I sure hope it's not that late, granted I probably won't be riding my road bike that time of the year. my shop told me late December, but that was when I thought the street date was 11/17. hopefully they start delivering early Febuary, that wouldn't be too bad I don't think. not bad enough for me to build with Shimano anyway...  

I have seen a 08 Orca with Red on the street.

JW


----------



## cx_fan (Jul 30, 2004)

Our title sponsor was able to get a grouppo from Security. He was able to get der's, bb, brakes, shifters, cass (11-23) and cranks (172.5)

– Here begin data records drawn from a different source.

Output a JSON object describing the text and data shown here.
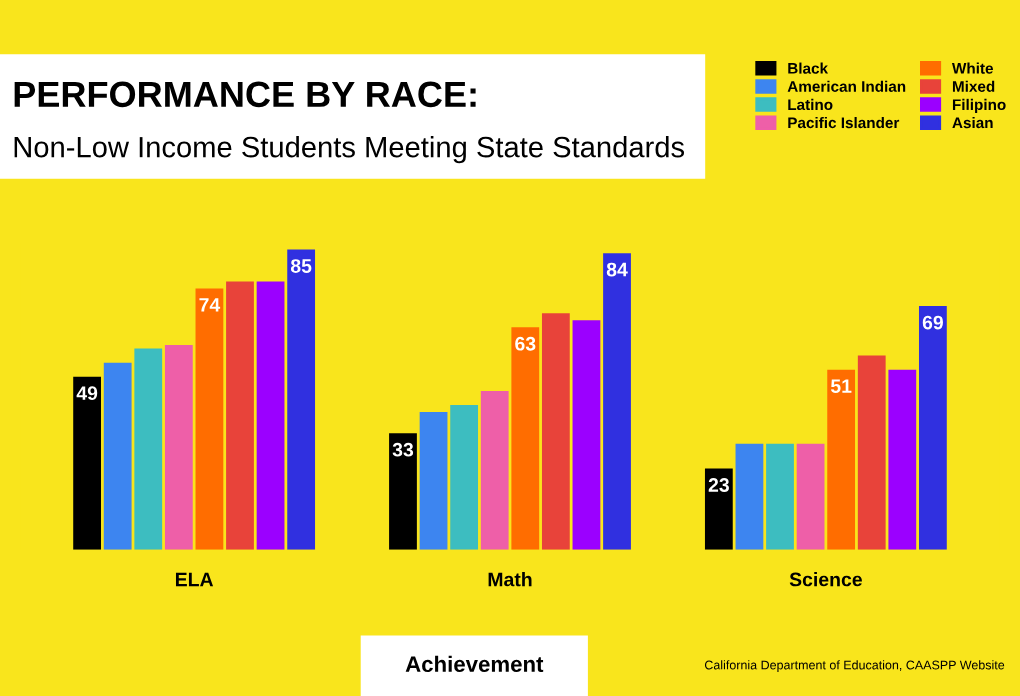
{
  "chart_data": {
    "type": "bar",
    "title": "PERFORMANCE BY RACE:",
    "subtitle": "Non-Low Income Students Meeting State Standards",
    "categories": [
      "ELA",
      "Math",
      "Science"
    ],
    "series": [
      {
        "name": "Black",
        "color": "#000000",
        "values": [
          49,
          33,
          23
        ],
        "value_labels": [
          "49",
          "33",
          "23"
        ]
      },
      {
        "name": "American Indian",
        "color": "#3d85f0",
        "values": [
          53,
          39,
          30
        ]
      },
      {
        "name": "Latino",
        "color": "#3dbdc0",
        "values": [
          57,
          41,
          30
        ]
      },
      {
        "name": "Pacific Islander",
        "color": "#ee5fa8",
        "values": [
          58,
          45,
          30
        ]
      },
      {
        "name": "White",
        "color": "#ff6d00",
        "values": [
          74,
          63,
          51
        ],
        "value_labels": [
          "74",
          "63",
          "51"
        ]
      },
      {
        "name": "Mixed",
        "color": "#e8433a",
        "values": [
          76,
          67,
          55
        ]
      },
      {
        "name": "Filipino",
        "color": "#9b00ff",
        "values": [
          76,
          65,
          51
        ]
      },
      {
        "name": "Asian",
        "color": "#3030e0",
        "values": [
          85,
          84,
          69
        ],
        "value_labels": [
          "85",
          "84",
          "69"
        ]
      }
    ],
    "legend": "top right",
    "annotations": [
      "Achievement",
      "California Department of Education, CAASPP Website"
    ]
  }
}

I dont know how many of them they had left though...It is cool but my Force stuff is fine. I will be upgrading to the cassette though...not only is it cool, it is lighter than a Campy full ti cassette......at half the price


----------



## The Flash (May 6, 2002)

The wait is just killing me! I have small hands and the reach from any bar in the drop is just a bit too far and those adjustable levers are what I am looking for. I'll stay with SRAM just because everything else works so well. Even when I had a bad Force BB and the recall on the brakes, I got a personal call from them and they overnighted the BB to me. I'll support that kind of customer service everytime...

Flash


----------



## rhauft (Aug 8, 2006)

*Available now from Orbea*

Orbea is delivering bikes right now with *RED*
My LBS has them in stock. Only problem is you have to order a complete bike (Orbea)
*unless* you can find someone who only wants the frameset. A friend of mine is having a red groupo installed on an 08 Pinarello Prince as we speak. 
The groupo came off an 08 Orca last week.


----------



## euro trash (Sep 16, 2005)

I've noticed that also... aren't Orbea and Specialized the only companies using Red as build build options?

JW


----------



## 32and3cross (Feb 28, 2005)

The ETA I am hearing now from people for gruppos is June.


----------



## prunepit (Nov 19, 2006)

Cannondale Ultimate is spec with The red Group this year,Nice


----------



## The Flash (May 6, 2002)

I'm going to have the shop call Security tomorrow....maybe I can snag some shifters....


----------



## Purple Liquid (Jul 9, 2006)

QBP has pushed it back multiple times As of today, they are expecting 1/11/08


----------



## master2129 (Mar 30, 2007)

euro trash said:


> anyone have a guess or knowledge as to when the group sets will be available?
> 
> JW


Our Team received our sets for 2008 this last week. The group is impressive.


----------



## Mark H (Dec 12, 2007)

I saw this on ebay http://cgi.ebay.com/SRAM-RED-8-PIEC...ryZ42319QQssPageNameZWDVWQQrdZ1QQcmdZViewItem


----------



## euro trash (Sep 16, 2005)

master2129 said:


> The group is impressive.


cool... I'm so ready to have mine, just don't want to pay for it.


----------



## cocoboots (Apr 13, 2006)

Excel Sports has a few RED groups in stock. I got the call yesterday from JP and got some stuff ordered up.


----------



## Coolhand (Jul 28, 2002)

Just checked QBP yesterday, no dice yet. Soon my pretties. . . .

:devil:


----------



## The Flash (May 6, 2002)

Excelsports said that they would have some in next week. You might be able to place an order now and get on the list....


----------



## cocoboots (Apr 13, 2006)

Excel sold through what they had. My first group is going to the wife for x-mas. My guy there is calling me before they inventory the next batch so I can get a group, too.


----------



## Purple Liquid (Jul 9, 2006)

QBP is now back to 2/20/08...


----------



## Mark H (Dec 12, 2007)

On ebay now http://cgi.ebay.com/SRAM-RED-8-PIEC...ryZ42319QQssPageNameZWDVWQQrdZ1QQcmdZViewItem or http://cgi.ebay.com/2008-SRAM-RED-C...ryZ58094QQssPageNameZWDVWQQrdZ1QQcmdZViewItem
I just bought my Force group from the second seller, the guy will really take care of you!!


----------